Il gruppo di ricerca ha seguito le procedure previste per la divulgazione responsabile. Una volta identificata la vulnerabilità, ha avvisato Meta per consentire all’azienda di intervenire tempestivamente. Meta ha introdotto limiti più severi alle richieste automatiche, ha rafforzato i controlli anti-scraping e ha ridotto la visibilità di alcune informazioni del profilo quando provenienti da fonti sospette. La falla è stata corretta a ottobre, prima della pubblicazione dello studio. In una dichiarazione a Wired, Meta ha sottolineato che i dati esposti erano comunque informazioni già pubbliche per chi avesse i numeri degli utenti nella propria rubrica e ha ribadito che non ci sono prove di sfruttamento malevolo della vulnerabilità. L’azienda ha inoltre confermato che i ricercatori hanno eliminato tutti i dati raccolti e che la protezione dei messaggi non è mai stata compromessa.

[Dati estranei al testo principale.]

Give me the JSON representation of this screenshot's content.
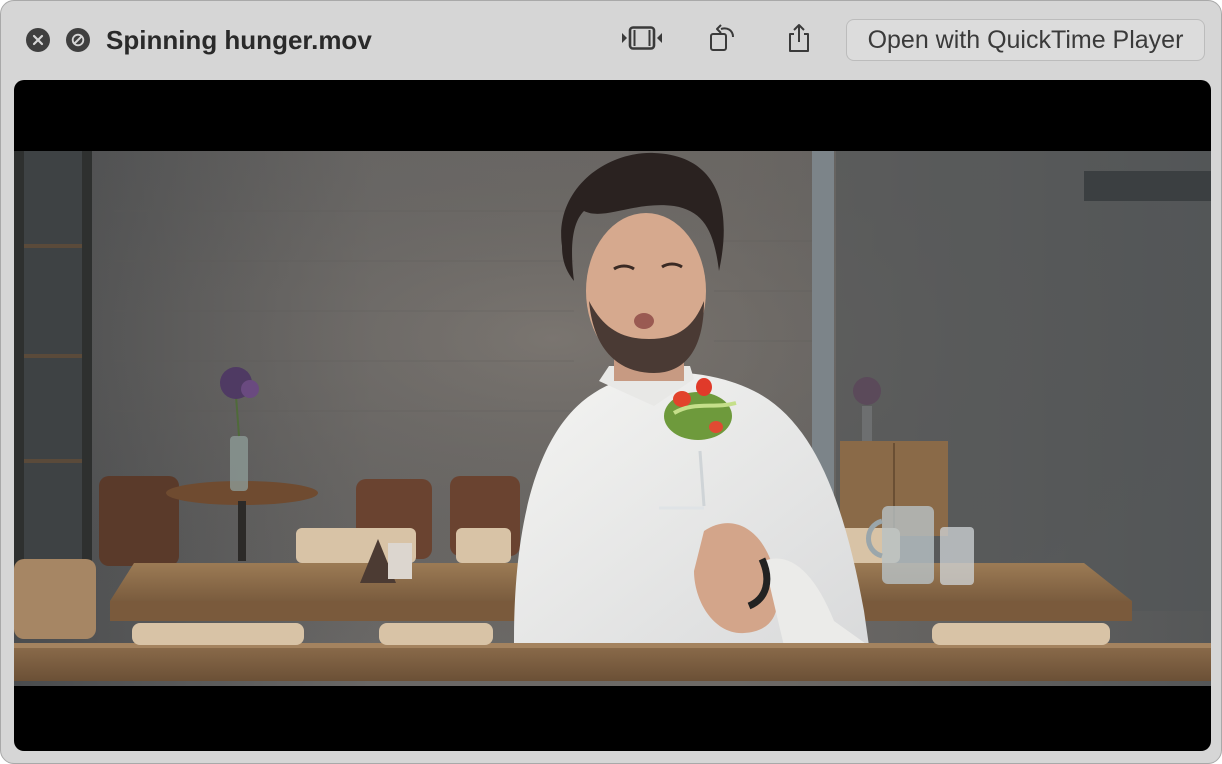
{
  "window": {
    "title": "Spinning hunger.mov"
  },
  "toolbar": {
    "open_with_label": "Open with QuickTime Player",
    "icons": [
      "close-icon",
      "no-entry-icon",
      "trim-icon",
      "rotate-icon",
      "share-icon"
    ]
  },
  "video": {
    "description_icon": "video-frame"
  },
  "colors": {
    "window_bg": "#d6d6d6",
    "button_dark": "#3f3f3f",
    "video_bg": "#000000"
  }
}
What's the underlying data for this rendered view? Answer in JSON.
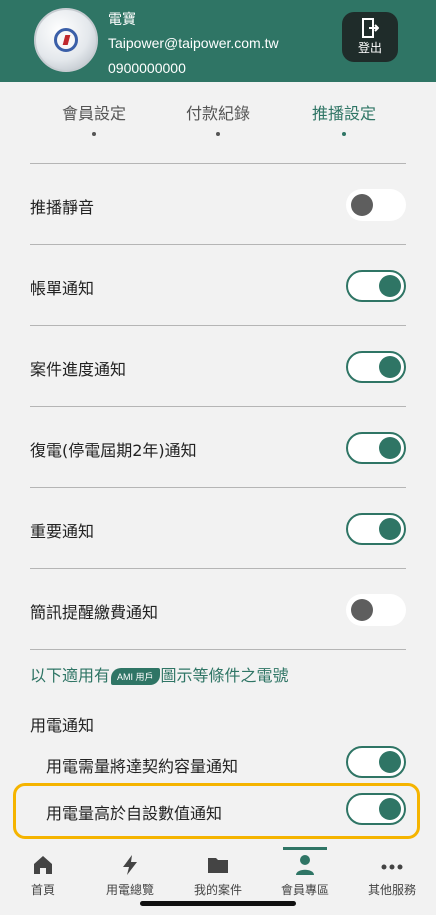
{
  "header": {
    "name": "電寶",
    "email": "Taipower@taipower.com.tw",
    "phone": "0900000000",
    "logout_label": "登出"
  },
  "tabs": [
    {
      "label": "會員設定",
      "active": false
    },
    {
      "label": "付款紀錄",
      "active": false
    },
    {
      "label": "推播設定",
      "active": true
    }
  ],
  "settings": [
    {
      "label": "推播靜音",
      "on": false
    },
    {
      "label": "帳單通知",
      "on": true
    },
    {
      "label": "案件進度通知",
      "on": true
    },
    {
      "label": "復電(停電屆期2年)通知",
      "on": true
    },
    {
      "label": "重要通知",
      "on": true
    },
    {
      "label": "簡訊提醒繳費通知",
      "on": false
    }
  ],
  "ami_note": {
    "prefix": "以下適用有",
    "badge": "AMI 用戶",
    "suffix": "圖示等條件之電號"
  },
  "electricity_section": {
    "title": "用電通知",
    "items": [
      {
        "label": "用電需量將達契約容量通知",
        "on": true
      },
      {
        "label": "用電量高於自設數值通知",
        "on": true
      }
    ]
  },
  "bottom_nav": [
    {
      "label": "首頁",
      "icon": "home-icon",
      "active": false
    },
    {
      "label": "用電總覽",
      "icon": "lightning-icon",
      "active": false
    },
    {
      "label": "我的案件",
      "icon": "folder-icon",
      "active": false
    },
    {
      "label": "會員專區",
      "icon": "person-icon",
      "active": true
    },
    {
      "label": "其他服務",
      "icon": "more-icon",
      "active": false
    }
  ],
  "colors": {
    "brand_green": "#2f7565",
    "highlight": "#f5b400"
  }
}
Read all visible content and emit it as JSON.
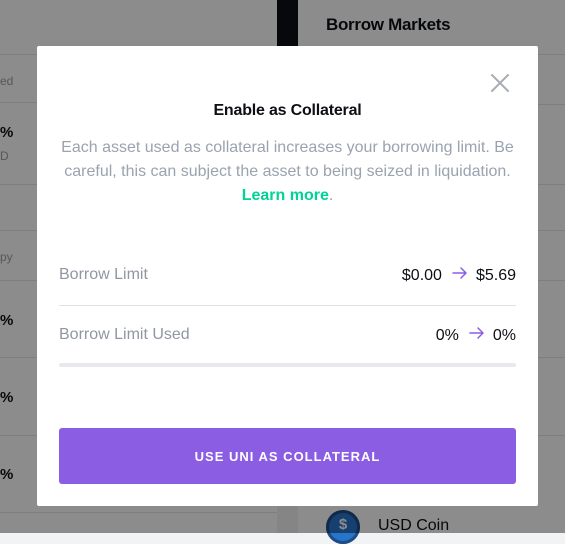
{
  "background": {
    "left_partial": {
      "header_fragment": "ed",
      "value_fragments": [
        "%",
        "D"
      ],
      "subheader_fragment": "py",
      "percent_fragments": [
        "%",
        "%",
        "%"
      ]
    },
    "right_panel": {
      "title": "Borrow Markets",
      "visible_asset": {
        "name": "USD Coin",
        "icon": "usdc-coin-icon"
      }
    }
  },
  "modal": {
    "title": "Enable as Collateral",
    "description": "Each asset used as collateral increases your borrowing limit. Be careful, this can subject the asset to being seized in liquidation.",
    "learn_more": "Learn more",
    "description_end": ".",
    "close_icon": "close-icon",
    "accent_color": "#8a5de3",
    "link_color": "#00d395",
    "stats": [
      {
        "label": "Borrow Limit",
        "from": "$0.00",
        "to": "$5.69",
        "arrow_icon": "arrow-right-icon"
      },
      {
        "label": "Borrow Limit Used",
        "from": "0%",
        "to": "0%",
        "arrow_icon": "arrow-right-icon"
      }
    ],
    "borrow_limit_used_progress": 0,
    "cta_label": "USE UNI AS COLLATERAL"
  }
}
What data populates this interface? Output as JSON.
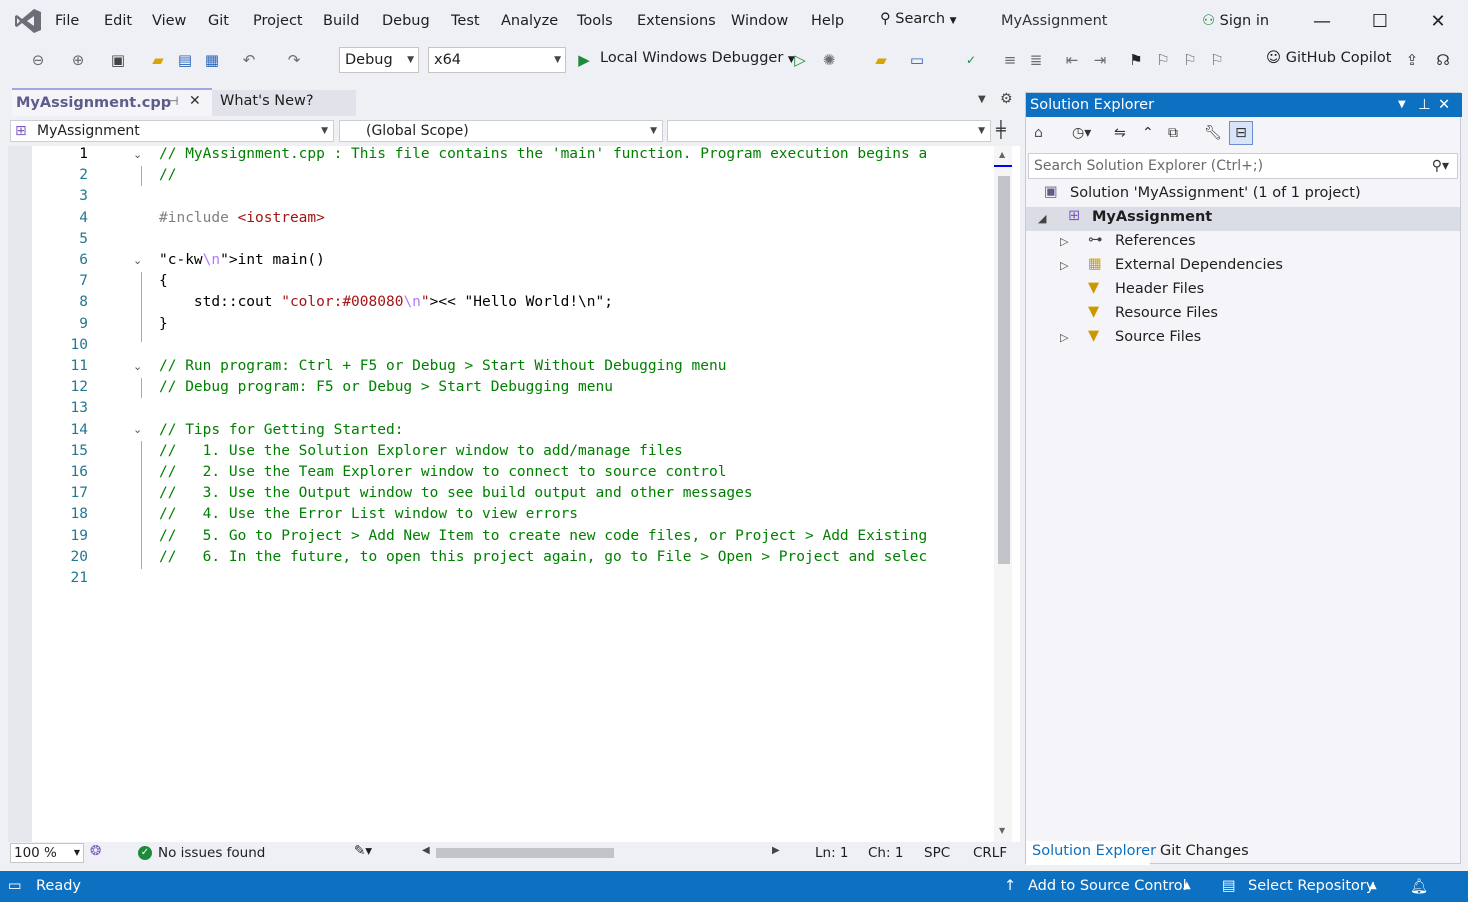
{
  "menu": [
    "File",
    "Edit",
    "View",
    "Git",
    "Project",
    "Build",
    "Debug",
    "Test",
    "Analyze",
    "Tools",
    "Extensions",
    "Window",
    "Help"
  ],
  "title_search": "Search",
  "solution_title": "MyAssignment",
  "sign_in": "Sign in",
  "toolbar": {
    "config": "Debug",
    "platform": "x64",
    "run_target": "Local Windows Debugger",
    "copilot": "GitHub Copilot"
  },
  "tabs": [
    {
      "label": "MyAssignment.cpp",
      "active": true
    },
    {
      "label": "What's New?",
      "active": false
    }
  ],
  "navbar": {
    "project": "MyAssignment",
    "scope": "(Global Scope)",
    "member": ""
  },
  "editor": {
    "line_numbers": [
      "1",
      "2",
      "3",
      "4",
      "5",
      "6",
      "7",
      "8",
      "9",
      "10",
      "11",
      "12",
      "13",
      "14",
      "15",
      "16",
      "17",
      "18",
      "19",
      "20",
      "21"
    ],
    "lines": [
      "// MyAssignment.cpp : This file contains the 'main' function. Program execution begins a",
      "//",
      "",
      "#include <iostream>",
      "",
      "int main()",
      "{",
      "    std::cout << \"Hello World!\\n\";",
      "}",
      "",
      "// Run program: Ctrl + F5 or Debug > Start Without Debugging menu",
      "// Debug program: F5 or Debug > Start Debugging menu",
      "",
      "// Tips for Getting Started:",
      "//   1. Use the Solution Explorer window to add/manage files",
      "//   2. Use the Team Explorer window to connect to source control",
      "//   3. Use the Output window to see build output and other messages",
      "//   4. Use the Error List window to view errors",
      "//   5. Go to Project > Add New Item to create new code files, or Project > Add Existing",
      "//   6. In the future, to open this project again, go to File > Open > Project and selec",
      ""
    ]
  },
  "editor_status": {
    "zoom": "100 %",
    "issues": "No issues found",
    "line": "Ln: 1",
    "col": "Ch: 1",
    "whitespace": "SPC",
    "line_ending": "CRLF"
  },
  "solution_explorer": {
    "title": "Solution Explorer",
    "search_placeholder": "Search Solution Explorer (Ctrl+;)",
    "solution": "Solution 'MyAssignment' (1 of 1 project)",
    "project": "MyAssignment",
    "items": [
      "References",
      "External Dependencies",
      "Header Files",
      "Resource Files",
      "Source Files"
    ],
    "bottom_tabs": [
      "Solution Explorer",
      "Git Changes"
    ]
  },
  "statusbar": {
    "ready": "Ready",
    "add_source": "Add to Source Control",
    "select_repo": "Select Repository"
  },
  "colors": {
    "accent": "#0e70c0",
    "comment": "#008000",
    "keyword": "#0000ff",
    "string": "#a31515"
  }
}
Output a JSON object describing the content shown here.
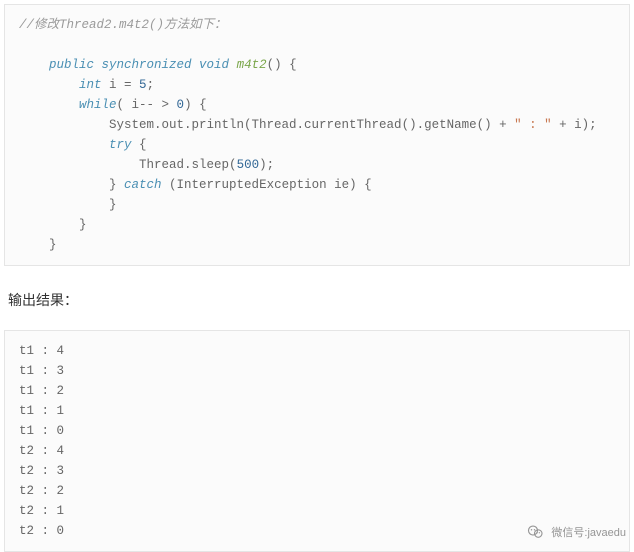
{
  "code_block_1": {
    "line1_comment": "//修改Thread2.m4t2()方法如下：",
    "sig_kw": "public synchronized void",
    "sig_fn": "m4t2",
    "sig_tail": "() {",
    "l2_kw": "int",
    "l2_rest": " i = ",
    "l2_num": "5",
    "l2_tail": ";",
    "l3_kw": "while",
    "l3_rest": "( i-- > ",
    "l3_num": "0",
    "l3_tail": ") {",
    "l4_text": "System.out.println(Thread.currentThread().getName() + ",
    "l4_str": "\" : \"",
    "l4_tail": " + i);",
    "l5_kw": "try",
    "l5_tail": " {",
    "l6_text": "Thread.sleep(",
    "l6_num": "500",
    "l6_tail": ");",
    "l7": "} ",
    "l7_kw": "catch",
    "l7_rest": " (InterruptedException ie) {",
    "l8": "}",
    "l9": "}",
    "l10": "}"
  },
  "result_label": "输出结果：",
  "output_lines": {
    "r0": "t1 : 4",
    "r1": "t1 : 3",
    "r2": "t1 : 2",
    "r3": "t1 : 1",
    "r4": "t1 : 0",
    "r5": "t2 : 4",
    "r6": "t2 : 3",
    "r7": "t2 : 2",
    "r8": "t2 : 1",
    "r9": "t2 : 0"
  },
  "watermark": {
    "label": "微信号:javaedu"
  }
}
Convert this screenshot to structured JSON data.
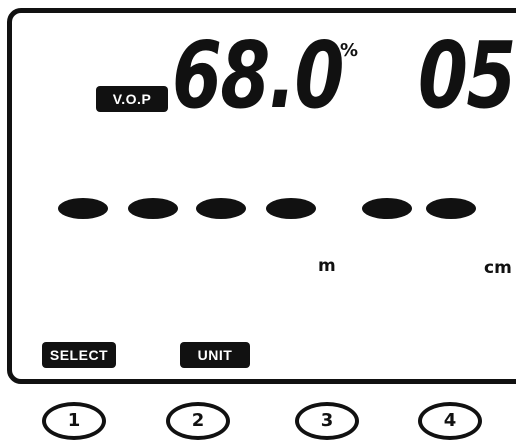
{
  "display": {
    "mode_badge": "V.O.P",
    "main_value": "68.0",
    "main_unit": "%",
    "secondary_value": "05",
    "dash_row_count": 6,
    "unit_m": "m",
    "unit_cm": "cm"
  },
  "softkeys": {
    "select_label": "SELECT",
    "unit_label": "UNIT"
  },
  "buttons": [
    {
      "label": "1"
    },
    {
      "label": "2"
    },
    {
      "label": "3"
    },
    {
      "label": "4"
    }
  ],
  "colors": {
    "lcd_ink": "#111111",
    "lcd_background": "#ffffff"
  }
}
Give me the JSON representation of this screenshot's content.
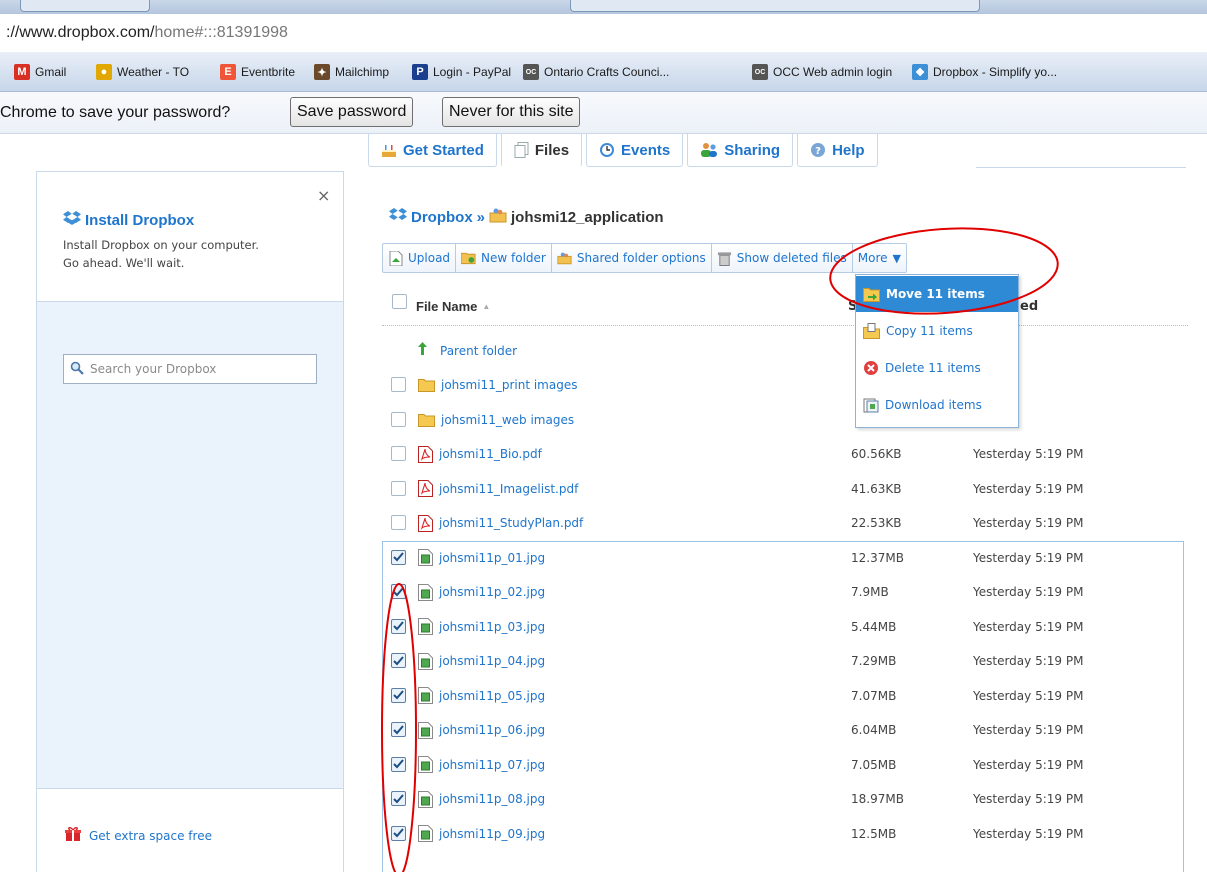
{
  "browser": {
    "url_partial": "://www.dropbox.com/",
    "url_rest": "home#:::81391998",
    "bookmarks": [
      {
        "label": "Gmail",
        "icon": "gmail-icon",
        "color": "#d93025",
        "glyph": "M"
      },
      {
        "label": "Weather - TO",
        "icon": "weather-icon",
        "color": "#e0a800",
        "glyph": "●"
      },
      {
        "label": "Eventbrite",
        "icon": "eventbrite-icon",
        "color": "#f05537",
        "glyph": "E"
      },
      {
        "label": "Mailchimp",
        "icon": "mailchimp-icon",
        "color": "#6b4a2b",
        "glyph": "✦"
      },
      {
        "label": "Login - PayPal",
        "icon": "paypal-icon",
        "color": "#1b3f8f",
        "glyph": "P"
      },
      {
        "label": "Ontario Crafts Counci...",
        "icon": "occ-icon",
        "color": "#555555",
        "glyph": "OC"
      },
      {
        "label": "OCC Web admin login",
        "icon": "occ-icon",
        "color": "#555555",
        "glyph": "OC"
      },
      {
        "label": "Dropbox - Simplify yo...",
        "icon": "dropbox-icon",
        "color": "#3d8fd6",
        "glyph": "❖"
      }
    ],
    "infobar": {
      "text": "Chrome to save your password?",
      "save_label": "Save password",
      "never_label": "Never for this site"
    }
  },
  "tabs": [
    {
      "label": "Get Started",
      "icon": "cake-icon",
      "active": false
    },
    {
      "label": "Files",
      "icon": "files-icon",
      "active": true
    },
    {
      "label": "Events",
      "icon": "clock-icon",
      "active": false
    },
    {
      "label": "Sharing",
      "icon": "people-icon",
      "active": false
    },
    {
      "label": "Help",
      "icon": "help-icon",
      "active": false
    }
  ],
  "sidebar": {
    "install_title": "Install Dropbox",
    "install_desc_1": "Install Dropbox on your computer.",
    "install_desc_2": "Go ahead. We'll wait.",
    "close": "×",
    "search_placeholder": "Search your Dropbox",
    "extra_space": "Get extra space free"
  },
  "breadcrumb": {
    "root": "Dropbox",
    "separator": "»",
    "folder": "johsmi12_application"
  },
  "toolbar": {
    "upload": "Upload",
    "new_folder": "New folder",
    "shared_options": "Shared folder options",
    "show_deleted": "Show deleted files",
    "more": "More"
  },
  "list_header": {
    "name": "File Name",
    "sort_arrow": "▲",
    "size_stub": "S",
    "modified_stub": "ed"
  },
  "parent_folder": "Parent folder",
  "files": [
    {
      "name": "johsmi11_print images",
      "type": "folder",
      "size": "",
      "modified": "",
      "checked": false
    },
    {
      "name": "johsmi11_web images",
      "type": "folder",
      "size": "",
      "modified": "",
      "checked": false
    },
    {
      "name": "johsmi11_Bio.pdf",
      "type": "pdf",
      "size": "60.56KB",
      "modified": "Yesterday 5:19 PM",
      "checked": false
    },
    {
      "name": "johsmi11_Imagelist.pdf",
      "type": "pdf",
      "size": "41.63KB",
      "modified": "Yesterday 5:19 PM",
      "checked": false
    },
    {
      "name": "johsmi11_StudyPlan.pdf",
      "type": "pdf",
      "size": "22.53KB",
      "modified": "Yesterday 5:19 PM",
      "checked": false
    },
    {
      "name": "johsmi11p_01.jpg",
      "type": "image",
      "size": "12.37MB",
      "modified": "Yesterday 5:19 PM",
      "checked": true
    },
    {
      "name": "johsmi11p_02.jpg",
      "type": "image",
      "size": "7.9MB",
      "modified": "Yesterday 5:19 PM",
      "checked": true
    },
    {
      "name": "johsmi11p_03.jpg",
      "type": "image",
      "size": "5.44MB",
      "modified": "Yesterday 5:19 PM",
      "checked": true
    },
    {
      "name": "johsmi11p_04.jpg",
      "type": "image",
      "size": "7.29MB",
      "modified": "Yesterday 5:19 PM",
      "checked": true
    },
    {
      "name": "johsmi11p_05.jpg",
      "type": "image",
      "size": "7.07MB",
      "modified": "Yesterday 5:19 PM",
      "checked": true
    },
    {
      "name": "johsmi11p_06.jpg",
      "type": "image",
      "size": "6.04MB",
      "modified": "Yesterday 5:19 PM",
      "checked": true
    },
    {
      "name": "johsmi11p_07.jpg",
      "type": "image",
      "size": "7.05MB",
      "modified": "Yesterday 5:19 PM",
      "checked": true
    },
    {
      "name": "johsmi11p_08.jpg",
      "type": "image",
      "size": "18.97MB",
      "modified": "Yesterday 5:19 PM",
      "checked": true
    },
    {
      "name": "johsmi11p_09.jpg",
      "type": "image",
      "size": "12.5MB",
      "modified": "Yesterday 5:19 PM",
      "checked": true
    }
  ],
  "more_menu": [
    {
      "label": "Move 11 items",
      "icon": "move-icon",
      "highlighted": true
    },
    {
      "label": "Copy 11 items",
      "icon": "copy-icon",
      "highlighted": false
    },
    {
      "label": "Delete 11 items",
      "icon": "delete-icon",
      "highlighted": false
    },
    {
      "label": "Download items",
      "icon": "download-icon",
      "highlighted": false
    }
  ],
  "colors": {
    "link_blue": "#1f75cc",
    "menu_highlight": "#2f8ad6",
    "annotation_red": "#e00000"
  }
}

Quando trovare un bug diventa un lavoro (molto) redditizio

Mentre il caso di WhatsApp porta alla ribalta il tema della sicurezza digitale, ricordiamo che la caccia ai bug non è un’attività amatoriale per appassionati di informatica, ma un settore economico ricco e strutturato. 

Secondo un rapporto di IMARC Group, il mercato globale del software per il bug tracking è stato valutato 401 milioni di dollari nel 2024 e potrebbe raggiungere oltre 820 milioni entro il 2033, con una crescita media annua vicina all’8%. Il motivo è semplice: più i sistemi diventano complessi, più aumentano i punti deboli e la necessità di individuarli rapidamente.

A questa dimensione industriale si affianca un’altra realtà, ancora più concreta per i singoli ricercatori: i programmi di bug bounty, ovvero le ricompense che le aziende pagano a chi segnala vulnerabilità nei loro prodotti. Per una singola scoperta critica, Meta può arrivare a offrire centinaia di migliaia di dollari. Apple supera spesso il milione. Google paga somme altrettanto elevate. Non è raro trovare giovani di vent’anni che hanno già guadagnato cifre da capogiro semplicemente trovando e documentando vulnerabilità nel modo giusto.

Accanto a questo percorso etico e riconosciuto, ne esiste uno molto più scivoloso e rischioso: la vendita dei bug zero-day sul mercato nero o a società private che li utilizzano per operazioni criminali.